I think I did not express myself properly.
Maybe it is good to keep in mind that the research I referenced is aimed at professional brewers that look at this from a different perspective. They want to see how long the flavour stays stable in a well packaged beer. (DO 20-30ppb)
And for them the most important conclusion from these studies is that maintaining cold temperatures (3C) between packaging and consumption is really important.
It is also very clear that keeping DO low for all beers and definitely these kind of beers is very important.
In all the brewers's podcasts and webinars I've been listening to/watching lately, "keep DO low" is always the answer when there's a question about how to maintain hop character in hoppy beers.
The way I understand the Barnette/Shellhammer study (check
the podcast talking about the study around 20:00) is that if you would purely look at a modeled equation for "rate of reduction in hoppy character":
(rate of reduction in hoppy character)= A*Temp^b*DO^c (with A, b and c being constants in your model)
,that then b>c, meaning that reducing temperature by an order of magnitude will have a bigger impact than reducing oxygen by an order of magnitude. (in the podcast Daniel Sharp mentions that the Barnette/Shellhammer study shows that DO is only of secondary importance compared to Temperature)
What makes this a bit misleading is that, in practice, it is a lot easier to reduce the temperature by an order of magnitude (30C -> 3C) then reducing the DO (300ppb -> 30ppb) by an order of magnitude, even more so for home brewers.
I also don't know how low we can get our DOs as home brewers. (maybe closer to 300ppb than 30ppb????)

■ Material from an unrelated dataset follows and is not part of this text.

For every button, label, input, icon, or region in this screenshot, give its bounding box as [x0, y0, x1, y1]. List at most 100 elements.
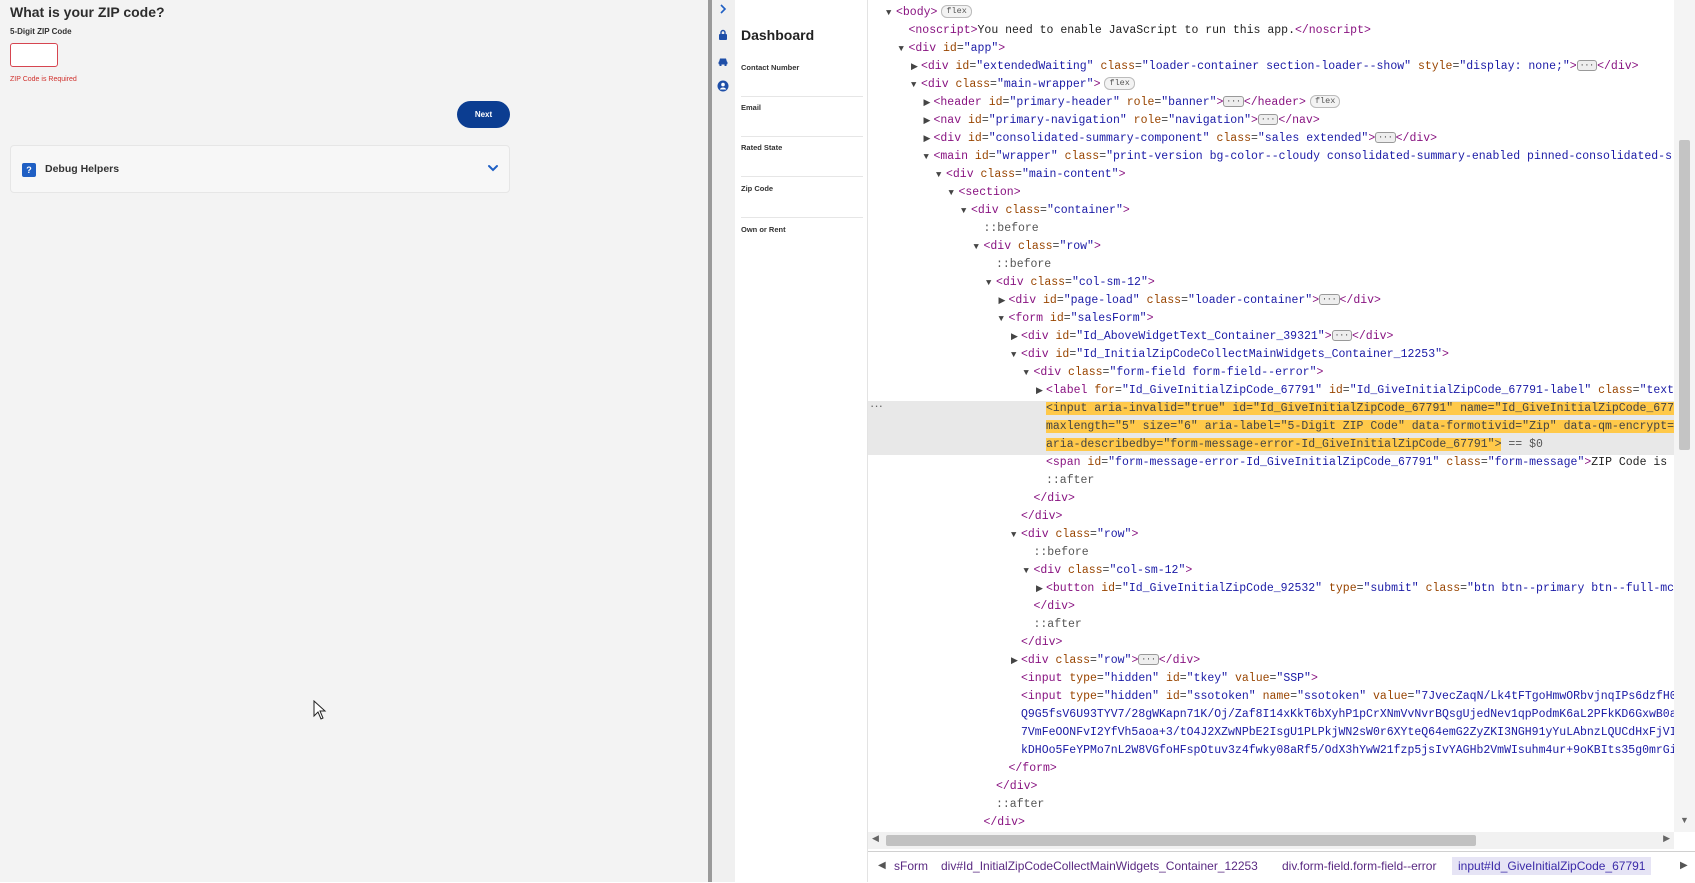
debug-helpers-accordion[interactable]: ? Debug Helpers: [10, 145, 510, 193]
dom-node-line[interactable]: ▶ <div id="page-load" class="loader-conta…: [999, 292, 1381, 310]
dashboard-item-zip-code[interactable]: Zip Code: [741, 176, 863, 218]
dom-node-line[interactable]: ▼ <div class="col-sm-12">: [1024, 562, 1193, 580]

What also makes this study more complicated to interpret is that the tasting panel notices a change in flavour, but analytically they don't really see a big reduction in monoterpene alcohols, and therefore they speculate in the conclusion that it might be more a case of staling compounds (produced by oxidation) masking the hoppy flavour compounds. (Maybe Thiols are affected by oxidation, but who knows?)
I think I also misinterpreted the Daniel Sharp presentation about flavour stability in IPAs, in that it was more about temperature vs time.
And that was also the message in the Trillium/OH instagram webcast. That if you keep these beers cold and DO is low (<80ppb for the Sharp study, but I'm guessing OH is more at <30ppb), that you can keep these beers for at least 2-3 months while maintaining a strong hoppy character, while keeping the same beer with low DO warm for 2 weeks will give you a way quicker drop off in flavour. Keep in mind that this conclusion applies more to a well packaged can from a professional brewery than to our home brews. So it mainly means that if you buy a can of Treehouse/OH/Trillium, you should be fine keeping it in a fridge at 3C for 2 months compared to storing it at 30C and drinking it in 2 weeks. It's more important to keep that beer cold than to drink it as fast as possible.
In the webcast Sam from OH even mentioned that if you keep one of their beers cold for 6 months, that even then you would still have a good hoppy beer. The flavour will have evolved over those months (from more raw character to smoother), but you will still have a hoppy beer that you can enjoy. Of course he recommends to consume within 2 months.
The main conclusion from all of this is thus "keep your well packaged beers cold at all times" rather than "don't worry about DO as long as you keep your temp low".
Also for professional brewers making hoppy beers, keeping DO as low as possible is standard practice and something they have control over, so they are looking for other parameters where they can still improve, meaning how to keep temperature as low as possible between canning and consumption (by ensuring cold chain and educating customers, things brewers have less control over)
For us home brewers keeping temperatures low at all times is easy if you keg. Keeping DO as low as possible is a lot harder, so that's where our main focus should go.